For the second episode in a row, Holden’s playing a pee-wee league version of the same game Brudos has gone pro in. Last time out, he deflected responsibility for his inability to sexually perform following immersion in Brudos’s atrocities from himself to Debbie. This time around, he defies not just the orders of his boss, but the best practices laid down by his partners Bill and Wendy, and gets Roger fired so he can exert the control he no longer has over his own life.

I wouldn’t call this technique subtle, per se (or even advisable in these specific circumstances, since it depends on the show’s most poorly written character, Debbie, to work). But normally, explaining every aberrant thought word and deed is the police procedural’s stock in trade.

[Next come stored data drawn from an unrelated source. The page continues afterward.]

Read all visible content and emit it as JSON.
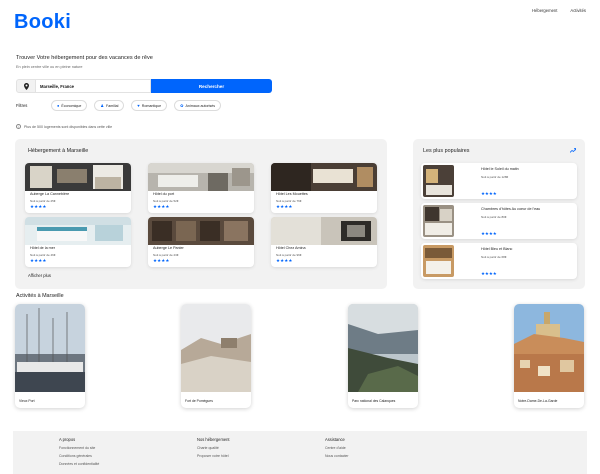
{
  "brand": {
    "logo": "Booki",
    "accent": "#0065FC"
  },
  "nav": {
    "items": [
      "Hébergement",
      "Activités"
    ]
  },
  "hero": {
    "title": "Trouver Votre hébergement pour des vacances de rêve",
    "subtitle": "En plein centre ville ou en pleine nature"
  },
  "search": {
    "icon": "location-pin-icon",
    "value": "Marseille, France",
    "button": "Rechercher"
  },
  "filters": {
    "label": "Filtres",
    "chips": [
      {
        "label": "Économique",
        "icon": "money-icon"
      },
      {
        "label": "Familial",
        "icon": "family-icon"
      },
      {
        "label": "Romantique",
        "icon": "heart-icon"
      },
      {
        "label": "Animaux autorisés",
        "icon": "paw-icon"
      }
    ]
  },
  "info": {
    "icon": "info-icon",
    "text": "Plus de 500 logements sont disponibles dans cette ville"
  },
  "hotels": {
    "title": "Hébergement à Marseille",
    "more": "Afficher plus",
    "items": [
      {
        "name": "Auberge La Cannebière",
        "price": "Nuit à partir de 25€",
        "rating": 4
      },
      {
        "name": "Hôtel du port",
        "price": "Nuit à partir de 52€",
        "rating": 4
      },
      {
        "name": "Hôtel Les Mouettes",
        "price": "Nuit à partir de 76€",
        "rating": 4
      },
      {
        "name": "Hôtel de la mer",
        "price": "Nuit à partir de 46€",
        "rating": 4
      },
      {
        "name": "Auberge Le Panier",
        "price": "Nuit à partir de 23€",
        "rating": 4
      },
      {
        "name": "Hôtel Chez Amina",
        "price": "Nuit à partir de 96€",
        "rating": 4
      }
    ]
  },
  "popular": {
    "title": "Les plus populaires",
    "icon": "trending-up-icon",
    "items": [
      {
        "name": "Hôtel le Soleil du matin",
        "price": "Nuit à partir de 128€",
        "rating": 4
      },
      {
        "name": "Chambres d'hôtes Au coeur de l'eau",
        "price": "Nuit à partir de 80€",
        "rating": 4
      },
      {
        "name": "Hôtel Bleu et Blanc",
        "price": "Nuit à partir de 68€",
        "rating": 4
      }
    ]
  },
  "activities": {
    "title": "Activités à Marseille",
    "items": [
      {
        "label": "Vieux Port"
      },
      {
        "label": "Fort de Pomègues"
      },
      {
        "label": "Parc national des Calanques"
      },
      {
        "label": "Notre-Dame-De-La-Garde"
      }
    ]
  },
  "footer": {
    "columns": [
      {
        "heading": "A propos",
        "links": [
          "Fonctionnement du site",
          "Conditions générales",
          "Données et confidentialité"
        ]
      },
      {
        "heading": "Nos hébergement",
        "links": [
          "Charte qualité",
          "Proposer votre hôtel"
        ]
      },
      {
        "heading": "Assistance",
        "links": [
          "Centre d'aide",
          "Nous contacter"
        ]
      }
    ]
  }
}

When Holden displays milder versions of the behavior dynamics he and his colleagues are uncovering in serial killers, Mindhunter at least allows you to piece it together yourself.


Stray observations

  • Before they hire Agent Smith (Mrrrr. Andersonnn — sorry, had to be done) on a trial basis, the BSU’s best candidate is a guy named Jim, whom Wendy suggests they reject because he’s black whereas so many of their interviewees are a) white and b) extremely racist about it. Thus do serial killers doing life in prison exercise a hiring veto over qualified candidates of color, because otherwise the project might not work. Systemic white supremacy, folks! Gotta love it!
  • Troubling as this is, it does yield the funniest exchange of the episode between Holden and Bill, when Ford arrives at the office as Jim’s on his way out: “He’s black.” “Nothing gets by you.”
  • Smith, meanwhile, is the whitest white guy ever to white. Half Catholic and half Quaker (“the family joke was we’d never run out of guilt or oats”), he’s an Ivy League grad who says cartoonishly square things like “beat the flim-flam out of him” and allows Wendy to go on an equally two-dimensional tear about, ironically, the dangers of theologically derived black-and-white thinking. He also narcs to Shepard about the principal thing.
  • As a trial by fire, Ford has Smith listen to tapes recorded by Lawrence Bittaker and Roy Norris, the Tool Box Killers. If you can imagine why they’re called that, you can also imagine what’s on those tapes, and you can understand why you should not listen to them if you’d like to function for the next…let’s say month.
  • Haha, such fun to watch a show in which a higher-up at the FBI berates one of his underlings for acting like the Thought Police, something the Bureau never did before and does not do now as a matter of policy. Haha.
  • Necessary caveat: It’s possible nothing’s going on between Debbie and Patrick, because that’s the kind of thing shows do, but only familiarity with narrative conventions points in that direction. Otherwise you gotta believe your lyin’ eyes.
  • When we first see Patrick he’s blasting a song by Tubeway Army, Gary Numan’s ersatz punk band before he found solo stardom, in his convertible. I’d leave Holden for him, too.
  • “What would you wear if no one was looking?” “Probably nothing. What about you?” “…I’d wear my suit.”